Resilience (n): an ability to recover from or adjust easily to misfortune or change
Power cuts are here. They happen even in modern economies. They are real.
Europeans are facing the prospect of periodic power supply cuts to conserve energy this winter, thanks to Russia’s invasion of Ukraine. No new thing. South Africans have experienced “Load Shedding” due to a lack of generating capacity for several years. Load Shedding is when the local supplier can no longer reliably meet customer demand and makes a somewhat arbitrary decision to simply cut power to a line serving a number of houses.
Within the United States, Texans experienced power outages during the extreme weather of winter in February of 2021 and Californians are living with power outages from cuts implemented to reduce the risk of wildfires. No one is immune. This article is about how to plan for these almost inevitable events no matter where you live, and it is the first in a series of articles on improving energy resilience in homes and small offices.
ModBESS can help with prioritizing and managing your household or business electric loads.
A comprehensive, planned and coordinated backup strategy across various loads in a building is always the best strategy. In the interim, some relatively low-cost steps can be taken to ensure important loads can be served continuously or as needed during power outages.
Today we discuss load analysis and ranking loads by importance and ease of backup.
The Quick and Easy First Steps on a Path to Full Energy Resilience
If you are under the gun with a short planning horizon, such as in Europe this year, it’s essential to take steps toward resilience in major aspects of power usage well before winter.
The technology exists to provide complete backup power. But seamless backup power for an entire house or office or other facility is very expensive, and it is not necessary. Furthermore, it lacks finesse. The cost of resilience can be reduced by allocating different levels of backup to different loads.

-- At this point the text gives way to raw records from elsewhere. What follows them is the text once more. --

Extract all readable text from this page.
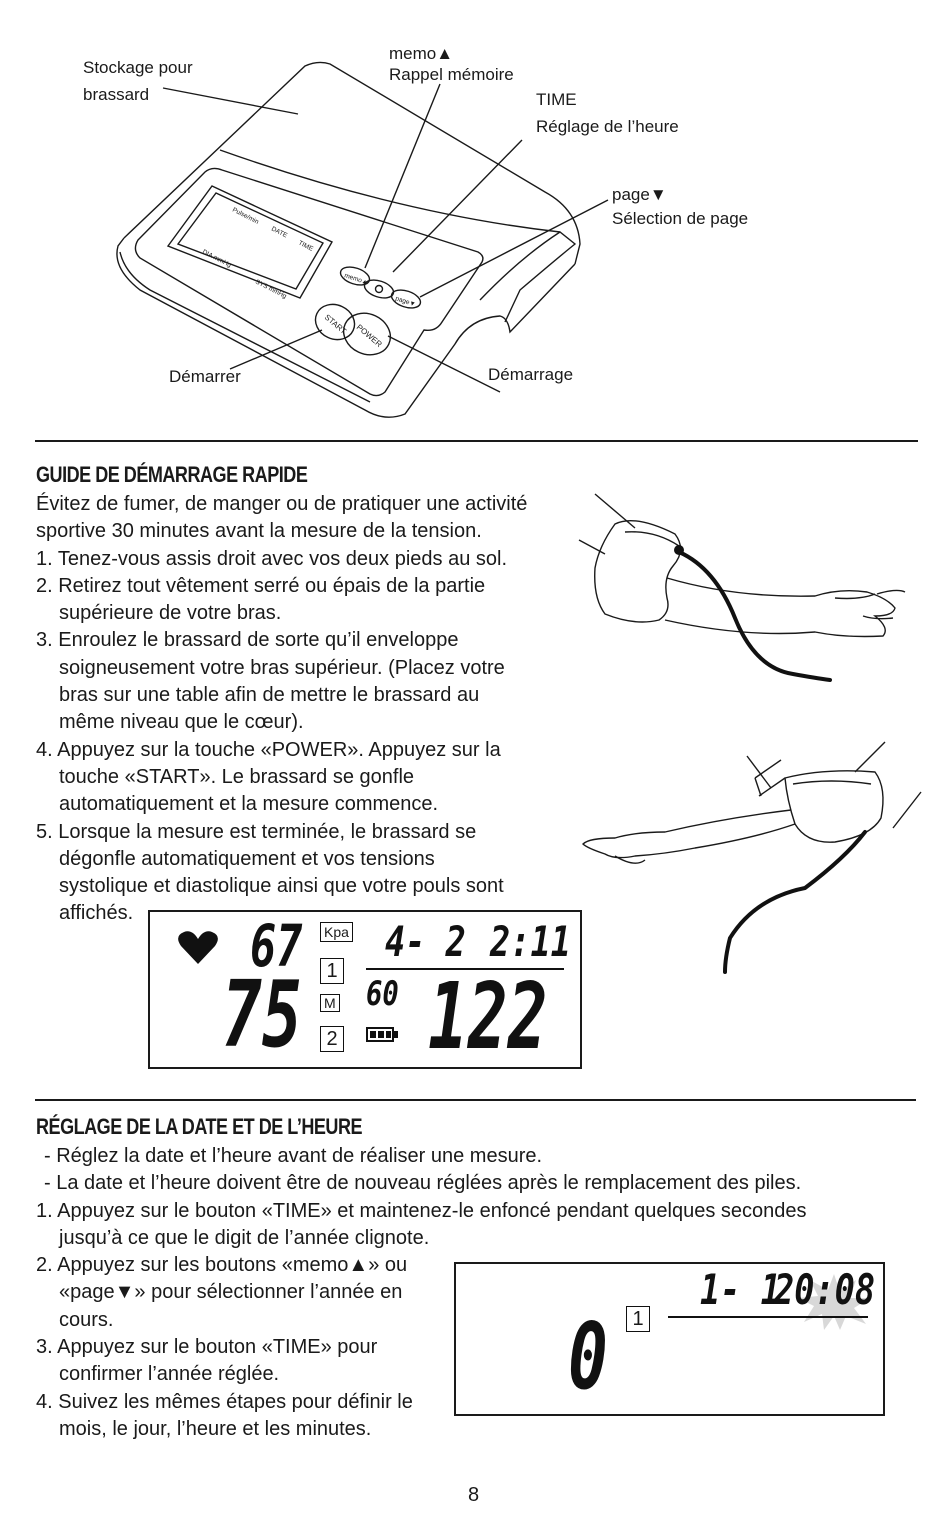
Pulse/min
DATE
TIME
DIA mmHg
SYS mmHg	memo▲
page▼
START POWER
Stockage pour
brassard
memo▲
Rappel mémoire
TIME
Réglage de l’heure
page▼
Sélection de page
Démarrer	Démarrage
GUIDE DE DÉMARRAGE RAPIDE
Évitez de fumer, de manger ou de pratiquer une activité
sportive 30 minutes avant la mesure de la tension.
1. Tenez-vous assis droit avec vos deux pieds au sol.
2. Retirez tout vêtement serré ou épais de la partie
supérieure de votre bras.
3. Enroulez le brassard de sorte qu’il enveloppe
soigneusement votre bras supérieur. (Placez votre
bras sur une table afin de mettre le brassard au
même niveau que le cœur).
4. Appuyez sur la touche «POWER». Appuyez sur la
touche «START». Le brassard se gonfle
automatiquement et la mesure commence.
5. Lorsque la mesure est terminée, le brassard se
dégonfle automatiquement et vos tensions
systolique et diastolique ainsi que votre pouls sont
affichés.	67 Kpa 4- 2 2:11
1
M
2
75 60 122
RÉGLAGE DE LA DATE ET DE L’HEURE
- Réglez la date et l’heure avant de réaliser une mesure.
- La date et l’heure doivent être de nouveau réglées après le remplacement des piles.
1. Appuyez sur le bouton «TIME» et maintenez-le enfoncé pendant quelques secondes
jusqu’à ce que le digit de l’année clignote.
2. Appuyez sur les boutons «memo▲» ou
«page▼» pour sélectionner l’année en
cours.
3. Appuyez sur le bouton «TIME» pour
confirmer l’année réglée.
4. Suivez les mêmes étapes pour définir le
mois, le jour, l’heure et les minutes.
1- 1
20:08
1
0
8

How can we prioritize usage value?
Let’s focus on a home. Are there certain appliances that are more important than others? The engineer in us says that it is likely that roughly 20% of the power used in your house represents 80% of the importance to you of that usage. Due to the ubiquity of power use, this is likely an oversimplification. Still, off the top of our heads we would prioritize heat in winter and refrigerator in summer for sure.
Internet access and lighting might well trump those for others. The importance of lights and the internet are often overlooked because they are so easy to backup. If home internet service is out, “Can you hotspot me?” is the common request made to ask for a share of ubiquitous cell phone internet service.
Lights can be replaced in the short term by LED lanterns and flashlights and by cell phone lights or even candles. The cellphone can be charged in a car in a pinch. Few people have experienced long-term communication isolation or lack of artificial light.
Maybe we should try to tabulate loads instead. Importance is graded 1-5 with 5 being most important or helpful or impactful on lifestyle and 1’s being least important or impactful. Essentially, 5’s are good/important and 1’s are bad/unimportant.
One may reasonably disagree on relative scores but likely it would not change the rankings much. Furthermore, it is even possible with today’s technology to have customers select their own priorities and preferences and an automated system will operate accordingly.
Mitigation
The low-hanging fruit are the 5’s in low energy demand. There are two: lights and internet – internet and communications will be discussed in our next article. Both 5’s are low power demand and are thus easy to fix.
Being ready to selectively disconnect high-use, low-priority loads should be part of everyone’s “survivability plan.” For true energy resilience, such loads should be cut automatically. Furthermore, with sufficiently smart technology, power outages no longer need to be an all-or-nothing proposition.
Strategies like immediately but temporarily lowering lighting levels, automatic safe controlled shutdown of computers and limiting the capability of cooking ranges and many other such options are all of a sudden on the table, particularly if the user has access to a battery storage system and a sophisticated, albeit inexpensive home energy management system.
In our future articles, we will deal with creating resilience for other important but larger loads that need more sophisticated solutions. The ultimate outcome, with the necessary help of professionals, will be an economically supplied, collaborative community that is entirely independent of any central utility supply.